Covering the years 1990–1996, a former one Finnish study showed that only one patient in Finland with PDAC survived clearly longer than 5 years (8). A high number of misdiagnoses among long-term survivors were falsely listed in the tumor registry. Our current data are the results of the era of centralization of pancreatic surgery. Moreover, pathology has been centralized, and with the increase in cases an increase in experience in that field was gained. High-volume centers can achieve high diagnostic experience meaning that only limited outside reference evaluation is necessary. This was supported by two independent pathologists confirming the diagnosis of PDAC between 2000–2006 (S.N. and J.L.). In addition, the classification of pancreatic tumors (World Health Organization (WHO)) has been standardized and is in general use as well due to the increasing numbers of pancreatic-resection specimens.

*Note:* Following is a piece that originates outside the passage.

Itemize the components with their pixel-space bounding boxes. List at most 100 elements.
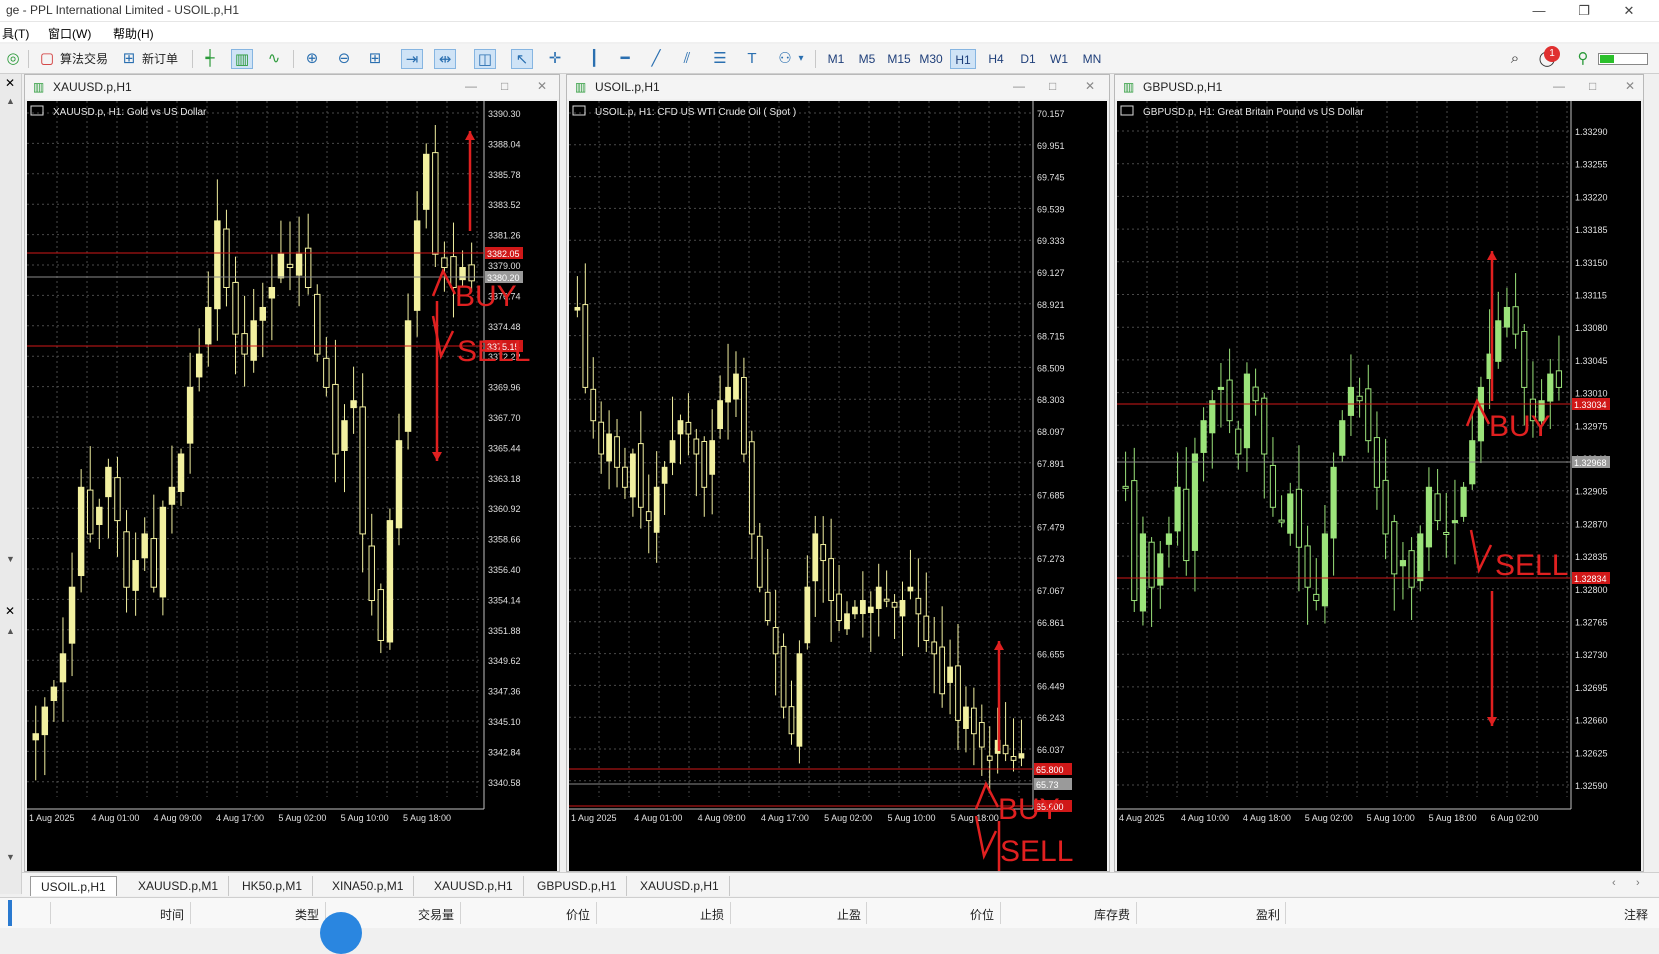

In the Carpelan-Holmström study (8) no patients (data from 1990–1996) received oncological adjuvant treatment, although now it has become routine after pancreatic cancer surgery. In the 21st century, prospective randomized European Study Group for Pancreatic Cancer (ESPAC) 1-3 and Charité Onkologie 001 (CONCO-001) trials have shown that patients receiving adjuvant chemotherapy survive significantly longer (30, 31). Our retrospective series showed a similar result in favor of adjuvant therapy. Neoadjuvant therapy has in some series improved surgical results, raising the number of R0 resections. Further randomized controlled studies are necessary (32, 33).
Conclusion
Pancreatic surgery is safe in high-volume centers. Our center’s low hospital mortality for pancreaticoduodenectomy (2.1%) is similar to that reported from other high volume centers. Our long-term survival for PDAC is now one of the highest reported. Early detection and multidisciplinary treatment of PDAC is essential for better survival. During the era of centralization of pancreatic (cancer) surgery, more patients have lived markedly longer than did those operated on in the early 1990s.
Footnotes
Acknowledgements
Mary and Georg C. Ehrnrooth Foundation, the Sigrid Juselius Foundation, and Helsinki University Hospital Research Funds are acknowledged for supporting this study. None of the foundations have been involved in the study design.
Declaration of Conflicting Interests
The author(s) declared no potential conflicts of interest with respect to the research, authorship, and/or publication of this article.